Mondays Are Murder: Original Noir Fiction to Get Your Week off to a Dark Start

Launched in 2004 with Brooklyn Noir, our award-winning city-based Noir Series now has over 60 volumes in print, with many more to come. Each volume is overseen by an editor with intimate knowledge of the title city; each story is brand new from a local author, and each is set within a distinct neighborhood or location.

While we’ve been thrilled to publish the original works of over 800 authors in the series, we still long for more. And while we are constantly seeking homegrown editors with native knowledge of national and international cities not yet visited by the series, we’re eager to dig deeper.

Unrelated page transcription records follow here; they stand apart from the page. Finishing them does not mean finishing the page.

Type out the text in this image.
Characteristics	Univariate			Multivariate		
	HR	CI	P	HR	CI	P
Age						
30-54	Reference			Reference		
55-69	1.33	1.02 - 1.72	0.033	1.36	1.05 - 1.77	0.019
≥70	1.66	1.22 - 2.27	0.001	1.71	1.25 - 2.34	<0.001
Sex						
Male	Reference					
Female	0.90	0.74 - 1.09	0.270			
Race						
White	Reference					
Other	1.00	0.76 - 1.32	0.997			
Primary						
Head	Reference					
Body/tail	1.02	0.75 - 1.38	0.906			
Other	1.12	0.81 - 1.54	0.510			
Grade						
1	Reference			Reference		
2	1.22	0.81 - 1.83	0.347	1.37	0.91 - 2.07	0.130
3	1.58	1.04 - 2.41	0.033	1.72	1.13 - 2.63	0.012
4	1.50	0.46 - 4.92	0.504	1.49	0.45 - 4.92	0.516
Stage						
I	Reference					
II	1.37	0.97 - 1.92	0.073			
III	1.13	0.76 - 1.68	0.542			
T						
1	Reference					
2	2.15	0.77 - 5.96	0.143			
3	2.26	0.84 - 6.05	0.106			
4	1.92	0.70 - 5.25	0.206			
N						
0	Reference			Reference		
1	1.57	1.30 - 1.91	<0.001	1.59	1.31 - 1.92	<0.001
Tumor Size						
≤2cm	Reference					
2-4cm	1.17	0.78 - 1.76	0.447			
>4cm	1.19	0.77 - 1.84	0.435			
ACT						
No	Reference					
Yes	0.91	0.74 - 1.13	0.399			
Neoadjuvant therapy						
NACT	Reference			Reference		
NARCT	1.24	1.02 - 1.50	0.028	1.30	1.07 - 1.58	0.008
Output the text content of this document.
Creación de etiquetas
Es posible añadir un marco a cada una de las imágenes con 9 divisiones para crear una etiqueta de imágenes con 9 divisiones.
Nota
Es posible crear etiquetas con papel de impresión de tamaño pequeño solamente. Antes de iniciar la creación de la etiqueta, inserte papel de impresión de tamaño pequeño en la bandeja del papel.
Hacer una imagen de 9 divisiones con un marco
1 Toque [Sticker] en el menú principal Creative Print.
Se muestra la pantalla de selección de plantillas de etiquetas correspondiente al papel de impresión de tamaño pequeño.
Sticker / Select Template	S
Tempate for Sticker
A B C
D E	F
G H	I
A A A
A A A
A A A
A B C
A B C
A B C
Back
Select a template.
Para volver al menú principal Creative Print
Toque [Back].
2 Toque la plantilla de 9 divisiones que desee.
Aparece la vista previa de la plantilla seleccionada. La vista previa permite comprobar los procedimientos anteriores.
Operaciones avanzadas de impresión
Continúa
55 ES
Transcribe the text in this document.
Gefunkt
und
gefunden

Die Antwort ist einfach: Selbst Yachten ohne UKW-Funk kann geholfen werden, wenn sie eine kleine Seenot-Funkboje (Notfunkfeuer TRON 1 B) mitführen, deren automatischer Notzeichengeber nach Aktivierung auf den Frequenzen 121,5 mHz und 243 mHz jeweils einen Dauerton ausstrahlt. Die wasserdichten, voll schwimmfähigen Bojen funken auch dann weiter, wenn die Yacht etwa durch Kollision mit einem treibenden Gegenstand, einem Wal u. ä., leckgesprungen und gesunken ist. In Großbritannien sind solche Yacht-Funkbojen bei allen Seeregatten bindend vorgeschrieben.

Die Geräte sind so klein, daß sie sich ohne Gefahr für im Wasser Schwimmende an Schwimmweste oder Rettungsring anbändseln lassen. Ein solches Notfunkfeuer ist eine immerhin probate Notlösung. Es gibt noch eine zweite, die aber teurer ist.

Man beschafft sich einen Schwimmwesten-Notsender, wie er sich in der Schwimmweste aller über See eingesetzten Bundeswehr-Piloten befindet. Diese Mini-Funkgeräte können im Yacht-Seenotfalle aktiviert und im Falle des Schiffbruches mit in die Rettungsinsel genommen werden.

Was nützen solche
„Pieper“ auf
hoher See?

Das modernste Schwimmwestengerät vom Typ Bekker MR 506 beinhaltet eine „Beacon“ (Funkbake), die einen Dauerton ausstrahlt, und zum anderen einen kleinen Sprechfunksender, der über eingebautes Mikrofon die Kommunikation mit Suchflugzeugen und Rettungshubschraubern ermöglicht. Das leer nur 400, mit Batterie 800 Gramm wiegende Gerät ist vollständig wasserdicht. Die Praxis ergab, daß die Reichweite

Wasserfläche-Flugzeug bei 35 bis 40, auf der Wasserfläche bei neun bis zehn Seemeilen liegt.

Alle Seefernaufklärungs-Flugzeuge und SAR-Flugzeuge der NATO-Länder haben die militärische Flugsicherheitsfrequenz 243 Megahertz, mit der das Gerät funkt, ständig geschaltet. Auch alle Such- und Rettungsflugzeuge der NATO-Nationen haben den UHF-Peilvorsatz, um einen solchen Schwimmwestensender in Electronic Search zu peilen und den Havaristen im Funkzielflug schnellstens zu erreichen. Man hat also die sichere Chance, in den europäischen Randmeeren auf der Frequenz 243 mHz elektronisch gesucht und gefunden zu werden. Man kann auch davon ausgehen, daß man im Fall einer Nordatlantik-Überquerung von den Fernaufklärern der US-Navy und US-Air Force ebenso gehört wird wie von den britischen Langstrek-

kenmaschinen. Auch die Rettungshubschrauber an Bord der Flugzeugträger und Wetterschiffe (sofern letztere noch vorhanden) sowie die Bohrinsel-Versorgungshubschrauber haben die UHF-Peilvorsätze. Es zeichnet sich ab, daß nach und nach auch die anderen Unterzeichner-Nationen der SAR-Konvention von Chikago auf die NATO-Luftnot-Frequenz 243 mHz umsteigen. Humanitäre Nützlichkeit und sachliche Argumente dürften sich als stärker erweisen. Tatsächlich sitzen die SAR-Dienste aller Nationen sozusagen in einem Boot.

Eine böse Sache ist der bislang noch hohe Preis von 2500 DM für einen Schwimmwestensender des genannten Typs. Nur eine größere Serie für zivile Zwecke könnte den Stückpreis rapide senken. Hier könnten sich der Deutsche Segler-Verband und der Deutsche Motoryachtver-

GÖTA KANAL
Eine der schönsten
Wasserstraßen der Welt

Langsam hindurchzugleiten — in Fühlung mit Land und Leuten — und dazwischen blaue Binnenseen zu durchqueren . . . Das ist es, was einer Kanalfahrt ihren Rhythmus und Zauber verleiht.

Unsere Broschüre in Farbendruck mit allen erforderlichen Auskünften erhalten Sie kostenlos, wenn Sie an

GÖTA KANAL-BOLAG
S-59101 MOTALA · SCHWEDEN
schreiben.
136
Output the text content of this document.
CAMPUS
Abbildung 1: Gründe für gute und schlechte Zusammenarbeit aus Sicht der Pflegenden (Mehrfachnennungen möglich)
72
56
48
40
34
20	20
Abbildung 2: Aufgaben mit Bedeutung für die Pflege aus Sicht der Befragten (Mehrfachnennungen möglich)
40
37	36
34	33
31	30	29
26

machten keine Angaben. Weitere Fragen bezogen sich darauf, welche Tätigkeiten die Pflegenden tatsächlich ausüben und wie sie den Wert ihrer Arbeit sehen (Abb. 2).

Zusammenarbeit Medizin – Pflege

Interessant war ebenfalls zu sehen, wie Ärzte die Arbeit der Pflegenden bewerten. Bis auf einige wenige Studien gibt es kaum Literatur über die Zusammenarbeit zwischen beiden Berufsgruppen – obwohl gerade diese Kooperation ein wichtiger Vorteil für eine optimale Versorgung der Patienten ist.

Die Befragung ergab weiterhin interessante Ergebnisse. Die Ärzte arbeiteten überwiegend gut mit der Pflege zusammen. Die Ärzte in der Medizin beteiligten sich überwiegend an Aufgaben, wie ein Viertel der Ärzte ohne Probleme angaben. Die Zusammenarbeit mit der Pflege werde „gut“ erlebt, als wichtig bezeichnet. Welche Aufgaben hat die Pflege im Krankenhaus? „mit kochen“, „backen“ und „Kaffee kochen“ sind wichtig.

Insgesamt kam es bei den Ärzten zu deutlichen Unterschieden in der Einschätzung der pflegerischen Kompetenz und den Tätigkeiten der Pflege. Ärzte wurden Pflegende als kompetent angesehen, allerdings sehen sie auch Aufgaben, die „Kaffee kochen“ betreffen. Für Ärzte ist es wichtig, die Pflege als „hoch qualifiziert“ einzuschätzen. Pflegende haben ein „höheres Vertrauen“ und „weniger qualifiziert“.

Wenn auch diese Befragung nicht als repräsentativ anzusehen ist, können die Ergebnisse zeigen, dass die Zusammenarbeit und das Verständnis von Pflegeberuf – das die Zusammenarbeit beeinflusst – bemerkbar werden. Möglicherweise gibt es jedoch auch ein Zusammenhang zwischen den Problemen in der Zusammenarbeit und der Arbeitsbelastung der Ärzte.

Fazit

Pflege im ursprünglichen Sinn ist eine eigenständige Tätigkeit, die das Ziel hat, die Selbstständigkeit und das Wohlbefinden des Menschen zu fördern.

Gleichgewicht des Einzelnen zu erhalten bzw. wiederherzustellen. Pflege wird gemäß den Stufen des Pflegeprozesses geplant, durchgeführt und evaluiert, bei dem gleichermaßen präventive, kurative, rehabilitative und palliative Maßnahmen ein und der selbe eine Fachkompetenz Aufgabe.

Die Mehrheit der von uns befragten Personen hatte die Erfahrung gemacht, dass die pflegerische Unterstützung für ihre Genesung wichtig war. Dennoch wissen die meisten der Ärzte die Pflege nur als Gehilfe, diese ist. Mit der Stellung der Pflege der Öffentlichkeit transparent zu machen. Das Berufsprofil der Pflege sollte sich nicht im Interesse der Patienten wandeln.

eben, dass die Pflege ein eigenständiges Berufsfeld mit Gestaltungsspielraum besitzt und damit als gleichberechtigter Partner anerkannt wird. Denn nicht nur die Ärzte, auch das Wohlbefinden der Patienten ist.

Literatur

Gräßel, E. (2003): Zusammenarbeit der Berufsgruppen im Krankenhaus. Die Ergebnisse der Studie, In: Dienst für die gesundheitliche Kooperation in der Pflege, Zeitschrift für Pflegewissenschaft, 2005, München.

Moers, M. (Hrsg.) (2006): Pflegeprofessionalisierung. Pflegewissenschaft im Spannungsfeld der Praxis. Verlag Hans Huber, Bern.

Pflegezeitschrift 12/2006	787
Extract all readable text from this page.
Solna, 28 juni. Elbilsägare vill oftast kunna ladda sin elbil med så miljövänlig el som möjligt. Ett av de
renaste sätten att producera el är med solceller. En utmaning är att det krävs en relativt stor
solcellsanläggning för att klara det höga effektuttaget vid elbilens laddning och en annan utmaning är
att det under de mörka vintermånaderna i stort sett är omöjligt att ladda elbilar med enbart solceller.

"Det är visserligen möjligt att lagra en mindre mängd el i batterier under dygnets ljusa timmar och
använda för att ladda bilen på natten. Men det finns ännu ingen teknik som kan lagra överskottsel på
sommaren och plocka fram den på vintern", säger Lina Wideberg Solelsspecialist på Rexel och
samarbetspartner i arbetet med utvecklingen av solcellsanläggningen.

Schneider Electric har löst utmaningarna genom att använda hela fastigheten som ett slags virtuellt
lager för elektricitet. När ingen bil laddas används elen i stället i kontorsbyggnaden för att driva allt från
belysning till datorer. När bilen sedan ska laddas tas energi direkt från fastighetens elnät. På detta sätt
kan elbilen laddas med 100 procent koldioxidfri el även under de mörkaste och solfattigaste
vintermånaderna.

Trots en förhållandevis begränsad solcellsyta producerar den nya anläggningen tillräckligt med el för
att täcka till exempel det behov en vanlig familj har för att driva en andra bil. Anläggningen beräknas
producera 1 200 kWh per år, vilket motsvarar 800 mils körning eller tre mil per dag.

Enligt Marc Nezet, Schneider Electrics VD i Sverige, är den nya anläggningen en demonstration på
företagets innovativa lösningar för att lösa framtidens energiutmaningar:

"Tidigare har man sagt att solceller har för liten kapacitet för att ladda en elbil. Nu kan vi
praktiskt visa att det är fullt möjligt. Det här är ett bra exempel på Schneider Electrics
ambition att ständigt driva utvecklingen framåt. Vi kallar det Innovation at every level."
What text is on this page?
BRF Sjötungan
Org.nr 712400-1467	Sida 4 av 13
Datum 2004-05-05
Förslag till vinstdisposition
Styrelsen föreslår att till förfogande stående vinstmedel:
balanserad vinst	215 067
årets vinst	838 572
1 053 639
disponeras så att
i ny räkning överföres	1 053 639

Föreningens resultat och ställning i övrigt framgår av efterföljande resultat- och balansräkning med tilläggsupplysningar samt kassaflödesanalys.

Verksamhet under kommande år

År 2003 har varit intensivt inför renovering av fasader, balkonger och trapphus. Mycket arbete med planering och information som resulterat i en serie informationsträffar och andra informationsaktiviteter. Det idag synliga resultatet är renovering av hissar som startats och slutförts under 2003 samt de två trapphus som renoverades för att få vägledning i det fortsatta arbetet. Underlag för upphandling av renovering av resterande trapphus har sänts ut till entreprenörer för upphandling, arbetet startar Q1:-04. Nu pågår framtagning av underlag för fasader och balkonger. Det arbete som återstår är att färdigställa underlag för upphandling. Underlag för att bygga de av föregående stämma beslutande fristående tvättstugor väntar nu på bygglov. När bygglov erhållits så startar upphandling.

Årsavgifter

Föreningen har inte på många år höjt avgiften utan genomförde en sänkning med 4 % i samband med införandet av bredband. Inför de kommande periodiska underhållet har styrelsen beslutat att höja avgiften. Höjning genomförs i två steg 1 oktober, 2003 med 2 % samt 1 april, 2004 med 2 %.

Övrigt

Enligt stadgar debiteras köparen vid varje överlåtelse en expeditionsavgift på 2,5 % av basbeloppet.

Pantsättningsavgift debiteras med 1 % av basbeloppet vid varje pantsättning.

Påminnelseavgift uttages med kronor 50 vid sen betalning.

Mondays Are Murder allows us to offer a glimpse of cities not yet seen, neighborhoods or hidden corners not yet explored in previous volumes, and, we hope, writers not yet exposed to our company. Contributions to the Akashic Noir Series are bound by mood: our authors are challenged to capture the sometimes intangible moods of “noir” and of “place”. The stories run the gamut from darkly-toned literary glimpses to straight-up crime fiction, while similarly capturing the unique aura of the story’s location.

Our web model for the series has one further dimension: A 750-word limit. Sound like murder? It is. But so are Mondays.

“Puccini’s Baseball” by Harol Marshall

Sal Puccini cruised down Main Street past the Baseball Hall of Fame and a lifetime of bad memories. Thirty years and nothing had changed—same small-town redbrick buildings, same sheen on the lake, same irritating kid brother . . .

“Dark Carnival” by Suzanne LaBerge

Angie made Ed jealous, but there wasn’t much he could do about it. She loved to drink and flirt. Drugs too, if somebody else was buying. But after Katrina it was different. Most of the bars were closed, most of the men gone to Baton Rouge, Houston, who knew where . . .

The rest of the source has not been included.